Diabetes 'Revolution' is Cutting Both Ways
Though new treatments improve the lives of diabetics, diabetes rates soar.
Nov. 12, 2007— -- Diabetes expert John Buse recalls looking into his office's waiting room in the early 1990s and seeing it filled with people suffering the long-term complications of the disease. They would be blind, have legs missing from emergency amputations or be on kidney dialysis.
Not anymore.
Diabetes rates continue to skyrocket, but "most days in the clinic, I see no one disabled with diabetes," Buse says. "No one."
The Centers for Disease Control and Prevention reported this month that the prevalence of heart disease dropped 14 percent in diabetics ages 35-64 from 1997-2005. Since the mid-1990s, rates of other complications such as diabetic kidney failure, blindness and deaths caused by a lack of insulin have declined, the CDC reports. It reflects what Buse calls a "revolution" in diabetes treatments during the past decade.
That's the good news. The bad: Not everyone is reaping the benefits. Heart deaths have declined in men with diabetes, but not in women; kidney failure rates among diabetics are much higher in blacks and Hispanics than in whites. Meanwhile, the disease is increasing worldwide at such an alarming rate that the number of new cases is outpacing the number of those benefiting from gains made in treatment. That's largely because obesity, the chief risk factor for the most common form of diabetes, is a growing problem.
Diabetes, caused by the body's inability to produce or use insulin effectively to prevent a buildup of sugar in the blood, now afflicts nearly 21 million in the USA and roughly 250 million worldwide. Health analysts project that by 2025, 50 million Americans and up to 380 million people globally will have diabetes. So even as treatments for diabetes complications improve, the disease's rising prevalence means there will be more people disabled by it and more who eventually will die from it.
During the past decade, medical studies have shown that by reducing high blood pressure and cholesterol and keeping blood sugar levels as close to normal as possible, diabetics can forestall many of the disabling complications that once seemed inevitable. This knowledge, along with simpler, more accurate blood tests and better drugs, has improved treatment, says Buse, an endocrinologist at the University of North Carolina at Chapel Hill.
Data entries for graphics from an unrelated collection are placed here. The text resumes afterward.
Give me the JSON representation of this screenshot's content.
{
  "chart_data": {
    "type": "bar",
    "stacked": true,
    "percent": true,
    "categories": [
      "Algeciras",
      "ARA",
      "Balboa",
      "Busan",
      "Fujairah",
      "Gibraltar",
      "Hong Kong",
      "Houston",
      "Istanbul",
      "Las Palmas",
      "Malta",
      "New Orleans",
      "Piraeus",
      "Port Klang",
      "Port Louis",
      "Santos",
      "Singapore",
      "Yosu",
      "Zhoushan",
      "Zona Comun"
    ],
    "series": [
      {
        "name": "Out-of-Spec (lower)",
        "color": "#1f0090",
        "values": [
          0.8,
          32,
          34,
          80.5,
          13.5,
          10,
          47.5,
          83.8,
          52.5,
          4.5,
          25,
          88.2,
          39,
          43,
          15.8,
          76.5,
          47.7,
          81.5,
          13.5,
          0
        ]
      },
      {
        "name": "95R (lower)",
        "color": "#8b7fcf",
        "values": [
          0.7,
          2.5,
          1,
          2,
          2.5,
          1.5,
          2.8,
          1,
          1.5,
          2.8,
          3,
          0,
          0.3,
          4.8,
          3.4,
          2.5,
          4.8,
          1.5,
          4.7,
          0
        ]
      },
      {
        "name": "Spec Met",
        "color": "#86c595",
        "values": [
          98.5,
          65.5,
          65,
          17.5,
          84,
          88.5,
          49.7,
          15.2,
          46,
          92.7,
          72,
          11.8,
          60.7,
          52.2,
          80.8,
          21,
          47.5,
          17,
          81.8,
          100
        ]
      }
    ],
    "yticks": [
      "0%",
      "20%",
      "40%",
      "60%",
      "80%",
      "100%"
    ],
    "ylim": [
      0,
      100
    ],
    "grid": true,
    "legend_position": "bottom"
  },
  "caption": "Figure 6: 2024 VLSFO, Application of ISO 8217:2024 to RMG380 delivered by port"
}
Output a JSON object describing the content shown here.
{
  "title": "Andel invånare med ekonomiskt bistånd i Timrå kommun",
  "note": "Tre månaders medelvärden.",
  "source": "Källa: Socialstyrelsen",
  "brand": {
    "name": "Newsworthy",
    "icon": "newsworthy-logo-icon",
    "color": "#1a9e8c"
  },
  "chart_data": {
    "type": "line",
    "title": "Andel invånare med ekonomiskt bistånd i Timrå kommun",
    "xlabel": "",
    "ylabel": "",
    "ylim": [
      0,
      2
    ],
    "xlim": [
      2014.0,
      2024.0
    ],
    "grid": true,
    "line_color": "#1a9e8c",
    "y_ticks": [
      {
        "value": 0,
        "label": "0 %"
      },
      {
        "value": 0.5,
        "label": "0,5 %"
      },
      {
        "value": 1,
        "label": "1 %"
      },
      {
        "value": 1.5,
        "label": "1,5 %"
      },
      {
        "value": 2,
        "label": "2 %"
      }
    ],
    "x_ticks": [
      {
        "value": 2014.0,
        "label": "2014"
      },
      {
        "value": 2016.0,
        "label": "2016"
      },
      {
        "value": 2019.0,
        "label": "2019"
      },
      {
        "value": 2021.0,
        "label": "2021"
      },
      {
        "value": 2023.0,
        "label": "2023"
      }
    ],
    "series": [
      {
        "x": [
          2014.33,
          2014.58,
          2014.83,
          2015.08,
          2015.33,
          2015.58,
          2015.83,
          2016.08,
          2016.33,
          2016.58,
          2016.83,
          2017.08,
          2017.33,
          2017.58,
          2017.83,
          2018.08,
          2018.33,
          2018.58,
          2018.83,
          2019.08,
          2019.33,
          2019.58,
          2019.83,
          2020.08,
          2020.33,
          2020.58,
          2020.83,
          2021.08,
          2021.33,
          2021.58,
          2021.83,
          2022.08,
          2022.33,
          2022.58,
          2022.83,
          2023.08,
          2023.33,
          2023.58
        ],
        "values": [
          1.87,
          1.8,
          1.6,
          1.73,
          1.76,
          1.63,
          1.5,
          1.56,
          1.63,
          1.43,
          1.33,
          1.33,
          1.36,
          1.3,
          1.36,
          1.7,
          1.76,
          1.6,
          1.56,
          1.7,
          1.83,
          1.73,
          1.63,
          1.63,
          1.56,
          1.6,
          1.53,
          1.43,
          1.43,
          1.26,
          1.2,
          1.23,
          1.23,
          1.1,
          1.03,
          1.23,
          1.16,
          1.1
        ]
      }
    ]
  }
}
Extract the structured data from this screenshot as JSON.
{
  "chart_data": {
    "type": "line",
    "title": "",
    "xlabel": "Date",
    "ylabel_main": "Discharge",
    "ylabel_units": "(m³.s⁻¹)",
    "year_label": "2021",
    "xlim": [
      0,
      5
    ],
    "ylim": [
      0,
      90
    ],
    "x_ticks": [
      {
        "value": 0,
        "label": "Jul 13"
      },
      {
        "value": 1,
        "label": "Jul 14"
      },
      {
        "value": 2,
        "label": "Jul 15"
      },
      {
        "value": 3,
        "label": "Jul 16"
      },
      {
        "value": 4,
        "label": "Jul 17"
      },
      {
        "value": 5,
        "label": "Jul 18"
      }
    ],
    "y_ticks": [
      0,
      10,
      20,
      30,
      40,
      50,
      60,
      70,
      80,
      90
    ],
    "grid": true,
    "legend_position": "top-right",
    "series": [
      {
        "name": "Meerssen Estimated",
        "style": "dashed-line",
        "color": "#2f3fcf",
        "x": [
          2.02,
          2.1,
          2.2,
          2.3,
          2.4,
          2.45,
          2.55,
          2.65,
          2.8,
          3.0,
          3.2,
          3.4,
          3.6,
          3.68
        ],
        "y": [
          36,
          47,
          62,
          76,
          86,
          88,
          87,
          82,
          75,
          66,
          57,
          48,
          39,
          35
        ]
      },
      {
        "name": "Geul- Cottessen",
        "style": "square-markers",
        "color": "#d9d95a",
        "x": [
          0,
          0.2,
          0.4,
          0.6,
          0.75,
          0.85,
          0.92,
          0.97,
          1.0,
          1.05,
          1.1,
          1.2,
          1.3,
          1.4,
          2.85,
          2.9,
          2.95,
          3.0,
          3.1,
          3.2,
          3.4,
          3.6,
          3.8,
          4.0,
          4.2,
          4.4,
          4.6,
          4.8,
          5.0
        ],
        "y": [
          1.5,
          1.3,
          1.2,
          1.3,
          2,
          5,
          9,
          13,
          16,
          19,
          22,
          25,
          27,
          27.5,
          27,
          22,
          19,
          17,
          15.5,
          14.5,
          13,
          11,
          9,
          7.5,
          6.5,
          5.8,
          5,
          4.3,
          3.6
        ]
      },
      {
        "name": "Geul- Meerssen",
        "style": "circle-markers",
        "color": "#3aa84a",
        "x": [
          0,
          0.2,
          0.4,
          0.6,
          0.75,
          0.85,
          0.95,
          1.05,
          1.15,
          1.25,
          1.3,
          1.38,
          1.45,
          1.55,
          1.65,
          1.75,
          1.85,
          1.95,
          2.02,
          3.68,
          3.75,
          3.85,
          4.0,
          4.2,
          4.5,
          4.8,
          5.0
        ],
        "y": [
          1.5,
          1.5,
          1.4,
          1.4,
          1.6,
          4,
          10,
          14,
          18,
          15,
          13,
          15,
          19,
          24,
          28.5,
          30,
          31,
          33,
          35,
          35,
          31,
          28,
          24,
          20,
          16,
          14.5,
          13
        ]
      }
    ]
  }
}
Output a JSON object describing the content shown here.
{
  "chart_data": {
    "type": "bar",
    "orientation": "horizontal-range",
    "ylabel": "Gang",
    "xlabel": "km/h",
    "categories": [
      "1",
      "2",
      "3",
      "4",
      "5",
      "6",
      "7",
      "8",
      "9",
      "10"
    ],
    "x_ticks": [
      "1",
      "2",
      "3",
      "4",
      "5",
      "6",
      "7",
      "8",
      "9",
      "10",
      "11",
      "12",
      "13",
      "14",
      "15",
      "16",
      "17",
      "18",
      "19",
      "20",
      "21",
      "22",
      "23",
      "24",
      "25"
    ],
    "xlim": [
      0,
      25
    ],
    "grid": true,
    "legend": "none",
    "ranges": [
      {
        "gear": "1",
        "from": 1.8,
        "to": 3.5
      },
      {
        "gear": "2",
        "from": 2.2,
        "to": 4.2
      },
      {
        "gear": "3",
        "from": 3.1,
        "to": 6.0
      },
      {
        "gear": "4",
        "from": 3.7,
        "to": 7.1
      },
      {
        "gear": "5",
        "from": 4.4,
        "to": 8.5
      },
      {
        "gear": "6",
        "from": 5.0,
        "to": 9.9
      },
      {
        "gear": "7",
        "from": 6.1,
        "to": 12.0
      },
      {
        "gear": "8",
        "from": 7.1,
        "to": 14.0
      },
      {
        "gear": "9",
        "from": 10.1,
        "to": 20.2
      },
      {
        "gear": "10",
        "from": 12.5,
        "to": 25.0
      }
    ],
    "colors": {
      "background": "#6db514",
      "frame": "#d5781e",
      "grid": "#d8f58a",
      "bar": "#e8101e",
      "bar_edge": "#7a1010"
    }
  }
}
But the soaring rate of people with diabetes threatens to overwhelm health systems and undermine economies, health specialists say. The problem has mobilized world health leaders, who are marking World Diabetes Day on Wednesday to draw attention to the issue. For the first time, the United Nations is taking part in such activities and has passed a resolution encouraging member states to develop national policies to prevent and treat diabetes.
The International Diabetes Federation, which tracks global diabetes, says the disease will cause 3.8 million deaths worldwide this year, nearly equal to HIV/AIDS and malaria combined. In the USA, the CDC says, it is the sixth leading cause of death, contributing to nearly 225,000 deaths in 2002, up from 213,064 in 2000.
"The prevalence of diabetes is going up because obesity is going up," says Judith Fradkin, director of the National Institute of Diabetes and Digestive and Kidney Diseases at the National Institutes of Health. "But if we hadn't made the prog-ress we have, things would be much worse."